A la suite d'une rencontre sur les lieux, le 10 octobre 2018, les consorts [C]-[Z] ont présenté une offre, concernant le lot n° 2. Le propriétaire n'a pas donné suite à cette offre, et a indiqué que ce lot avait été vendu à un autre couple. Les consorts [C]-[Z] lui ont présenté une autre offre, concernant le lot n° 1, le 6 novembre 2018. Celle-ci n'ayant pas été suivie d'effet, ils ont mis en demeure M. [F], par lettre recommandée avec accusé de réception du 19 novembre 2018, de prendre attache sous huitaine avec eux, aux fins de fixer une date de signature d'un compromis de vente concernant ce lot, aux conditions fixées par l'offre d'achat émise par eux le 6 novembre 2018.

Considérant que le propriétaire, à défaut d'avoir permis la réalisation de la vente des deux terrains, avait engagé sa responsabilité civile à leur égard, les consorts [C]-[Z] ont, par acte d'huissier de justice du 14 février 2019, fait délivrer une assignation à comparaître à M. [F] devant le tribunal de grande instance - devenu tribunal judiciaire - de Lyon pour qu'il soit condamné, sous le bénéfice de l'exécution provisoire, à leur payer la somme de 20 000 euros de dommages et intérêts, 2 000 euros au titre de la résistance abusive et 3 000 euros en application de l'article 700 du code de procédure civile ainsi qu'aux entiers dépens.

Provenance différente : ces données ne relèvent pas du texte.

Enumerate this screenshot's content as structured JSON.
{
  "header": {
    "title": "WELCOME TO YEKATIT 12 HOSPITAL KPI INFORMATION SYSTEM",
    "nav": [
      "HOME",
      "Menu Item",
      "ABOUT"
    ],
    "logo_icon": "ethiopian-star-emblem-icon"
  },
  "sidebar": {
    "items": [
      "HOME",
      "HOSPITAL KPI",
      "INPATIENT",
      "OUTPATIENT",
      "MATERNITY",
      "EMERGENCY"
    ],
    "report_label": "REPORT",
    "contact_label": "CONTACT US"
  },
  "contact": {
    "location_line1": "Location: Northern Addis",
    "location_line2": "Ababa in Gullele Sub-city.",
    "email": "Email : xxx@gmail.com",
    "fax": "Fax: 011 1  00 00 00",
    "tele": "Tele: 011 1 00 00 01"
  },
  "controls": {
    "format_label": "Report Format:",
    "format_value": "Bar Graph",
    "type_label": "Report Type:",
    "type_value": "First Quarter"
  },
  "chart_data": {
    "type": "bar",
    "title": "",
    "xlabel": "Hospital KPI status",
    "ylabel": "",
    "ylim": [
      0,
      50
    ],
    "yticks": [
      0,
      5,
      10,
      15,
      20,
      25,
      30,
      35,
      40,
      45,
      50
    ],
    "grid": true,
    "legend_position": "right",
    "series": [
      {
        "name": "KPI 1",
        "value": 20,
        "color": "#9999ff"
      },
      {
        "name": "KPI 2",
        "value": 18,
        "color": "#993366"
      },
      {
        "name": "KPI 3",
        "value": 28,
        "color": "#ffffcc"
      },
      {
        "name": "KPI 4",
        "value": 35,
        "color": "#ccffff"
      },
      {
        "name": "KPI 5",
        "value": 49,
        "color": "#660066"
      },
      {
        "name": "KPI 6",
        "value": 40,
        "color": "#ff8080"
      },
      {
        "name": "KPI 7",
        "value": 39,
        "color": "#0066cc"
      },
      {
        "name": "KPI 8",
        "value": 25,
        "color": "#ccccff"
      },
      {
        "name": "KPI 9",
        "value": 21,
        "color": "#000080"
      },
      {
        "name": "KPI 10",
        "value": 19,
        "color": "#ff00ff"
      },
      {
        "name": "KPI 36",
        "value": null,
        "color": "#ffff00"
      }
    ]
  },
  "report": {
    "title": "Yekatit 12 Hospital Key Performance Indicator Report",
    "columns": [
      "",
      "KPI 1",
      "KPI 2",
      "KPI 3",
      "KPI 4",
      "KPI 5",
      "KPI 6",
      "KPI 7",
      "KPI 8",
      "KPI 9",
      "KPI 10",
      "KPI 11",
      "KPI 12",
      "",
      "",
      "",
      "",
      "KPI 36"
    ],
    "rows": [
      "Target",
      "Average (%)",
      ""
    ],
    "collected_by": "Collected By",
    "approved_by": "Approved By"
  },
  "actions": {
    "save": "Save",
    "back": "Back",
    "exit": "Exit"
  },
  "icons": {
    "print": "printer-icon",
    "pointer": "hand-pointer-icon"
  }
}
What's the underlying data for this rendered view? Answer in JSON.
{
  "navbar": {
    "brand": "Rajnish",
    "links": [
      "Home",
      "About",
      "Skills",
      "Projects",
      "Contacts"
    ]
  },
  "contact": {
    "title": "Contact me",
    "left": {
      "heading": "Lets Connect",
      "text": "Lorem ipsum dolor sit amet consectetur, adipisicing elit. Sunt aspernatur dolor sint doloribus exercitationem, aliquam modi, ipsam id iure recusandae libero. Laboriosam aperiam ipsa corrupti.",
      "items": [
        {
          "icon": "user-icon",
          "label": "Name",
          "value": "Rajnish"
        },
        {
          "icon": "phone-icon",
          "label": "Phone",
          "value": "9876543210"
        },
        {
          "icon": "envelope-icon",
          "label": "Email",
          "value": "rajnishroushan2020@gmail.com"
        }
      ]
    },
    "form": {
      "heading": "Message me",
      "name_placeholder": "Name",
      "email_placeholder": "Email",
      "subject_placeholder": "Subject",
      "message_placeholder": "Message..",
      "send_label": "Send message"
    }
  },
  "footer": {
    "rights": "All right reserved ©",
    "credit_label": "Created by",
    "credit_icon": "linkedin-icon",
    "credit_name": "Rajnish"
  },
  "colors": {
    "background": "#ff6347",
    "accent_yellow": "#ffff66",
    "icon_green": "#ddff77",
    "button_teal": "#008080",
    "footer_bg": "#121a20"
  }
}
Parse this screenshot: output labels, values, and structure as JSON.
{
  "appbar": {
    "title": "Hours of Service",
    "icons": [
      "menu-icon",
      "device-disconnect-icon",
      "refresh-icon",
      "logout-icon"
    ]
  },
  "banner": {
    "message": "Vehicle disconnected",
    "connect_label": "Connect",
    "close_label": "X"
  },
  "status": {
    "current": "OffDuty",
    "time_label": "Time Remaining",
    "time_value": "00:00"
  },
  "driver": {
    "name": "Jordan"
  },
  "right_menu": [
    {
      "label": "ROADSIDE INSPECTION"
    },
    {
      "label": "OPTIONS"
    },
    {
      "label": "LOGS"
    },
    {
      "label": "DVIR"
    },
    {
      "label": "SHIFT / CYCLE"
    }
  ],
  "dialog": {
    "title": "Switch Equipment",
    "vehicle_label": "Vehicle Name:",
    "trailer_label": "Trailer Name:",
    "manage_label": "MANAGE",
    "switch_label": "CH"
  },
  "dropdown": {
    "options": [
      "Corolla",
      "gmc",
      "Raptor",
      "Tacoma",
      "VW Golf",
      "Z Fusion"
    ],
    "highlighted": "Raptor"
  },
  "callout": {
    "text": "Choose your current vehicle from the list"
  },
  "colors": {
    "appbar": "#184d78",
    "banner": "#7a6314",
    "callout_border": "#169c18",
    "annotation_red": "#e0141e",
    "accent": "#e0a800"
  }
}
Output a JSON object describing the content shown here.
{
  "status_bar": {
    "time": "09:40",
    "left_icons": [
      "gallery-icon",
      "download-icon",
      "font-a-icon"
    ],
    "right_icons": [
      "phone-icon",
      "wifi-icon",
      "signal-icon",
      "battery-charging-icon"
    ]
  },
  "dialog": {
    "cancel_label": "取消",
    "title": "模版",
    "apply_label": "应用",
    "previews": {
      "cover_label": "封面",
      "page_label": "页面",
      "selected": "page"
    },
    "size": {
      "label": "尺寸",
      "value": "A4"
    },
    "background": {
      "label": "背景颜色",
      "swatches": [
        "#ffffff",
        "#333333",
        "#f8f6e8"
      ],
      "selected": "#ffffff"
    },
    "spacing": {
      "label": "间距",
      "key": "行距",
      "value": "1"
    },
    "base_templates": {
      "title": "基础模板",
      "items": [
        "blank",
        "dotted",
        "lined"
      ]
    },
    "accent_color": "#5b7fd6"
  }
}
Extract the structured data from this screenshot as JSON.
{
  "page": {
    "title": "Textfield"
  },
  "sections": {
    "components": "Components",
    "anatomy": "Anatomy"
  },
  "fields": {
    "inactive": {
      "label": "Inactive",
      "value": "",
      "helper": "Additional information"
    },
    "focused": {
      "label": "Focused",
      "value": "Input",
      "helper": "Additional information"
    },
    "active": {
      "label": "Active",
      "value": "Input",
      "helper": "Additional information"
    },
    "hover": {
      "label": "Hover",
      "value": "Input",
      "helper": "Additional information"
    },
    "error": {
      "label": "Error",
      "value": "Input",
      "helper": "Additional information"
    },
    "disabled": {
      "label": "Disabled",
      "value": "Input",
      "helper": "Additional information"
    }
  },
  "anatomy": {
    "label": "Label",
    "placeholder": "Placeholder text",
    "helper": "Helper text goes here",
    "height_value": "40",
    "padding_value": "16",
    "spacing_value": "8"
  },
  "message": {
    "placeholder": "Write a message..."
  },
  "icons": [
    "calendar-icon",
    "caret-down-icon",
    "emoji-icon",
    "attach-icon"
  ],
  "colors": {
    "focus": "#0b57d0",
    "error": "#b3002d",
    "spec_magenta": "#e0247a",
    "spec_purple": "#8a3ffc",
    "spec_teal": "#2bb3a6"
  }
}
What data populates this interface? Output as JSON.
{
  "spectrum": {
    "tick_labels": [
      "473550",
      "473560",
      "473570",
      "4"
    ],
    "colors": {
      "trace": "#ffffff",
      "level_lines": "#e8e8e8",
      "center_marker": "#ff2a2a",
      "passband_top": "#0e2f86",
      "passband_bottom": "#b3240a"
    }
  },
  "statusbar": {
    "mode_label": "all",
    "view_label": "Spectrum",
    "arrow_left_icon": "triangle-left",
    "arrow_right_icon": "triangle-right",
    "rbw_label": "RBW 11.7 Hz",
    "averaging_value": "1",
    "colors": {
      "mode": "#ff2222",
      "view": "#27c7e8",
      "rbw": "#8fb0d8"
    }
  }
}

Par jugement du 13 avril 2021, le tribunal judiciaire de Lyon a :

- débouté MM. [C] et [Z] de toutes leurs demandes ;

- débouté M. [F] de sa demande reconventionnelle ;

- condamné MM. [C] et [Z] à payer à M. [F] la somme de 2 000 euros au titre des dispositions de l'article 700 du code de procédure civile ;

- condamné les mêmes aux dépens de l'instance est autorisé les avocats qui en font la demande à recouvrer les dépens dont ils ont fait l'avance conformément aux dispositions de l'article 699 du code de procédure civile ;

- ordonner l'exécution provisoire du présent jugement ;

- débouté du surplus de leurs demandes plus amples ou contraires.

Par déclaration transmise au greffe le 26 mai 2021, les consorts [C]-[Z] ont relevé appel de cette décision.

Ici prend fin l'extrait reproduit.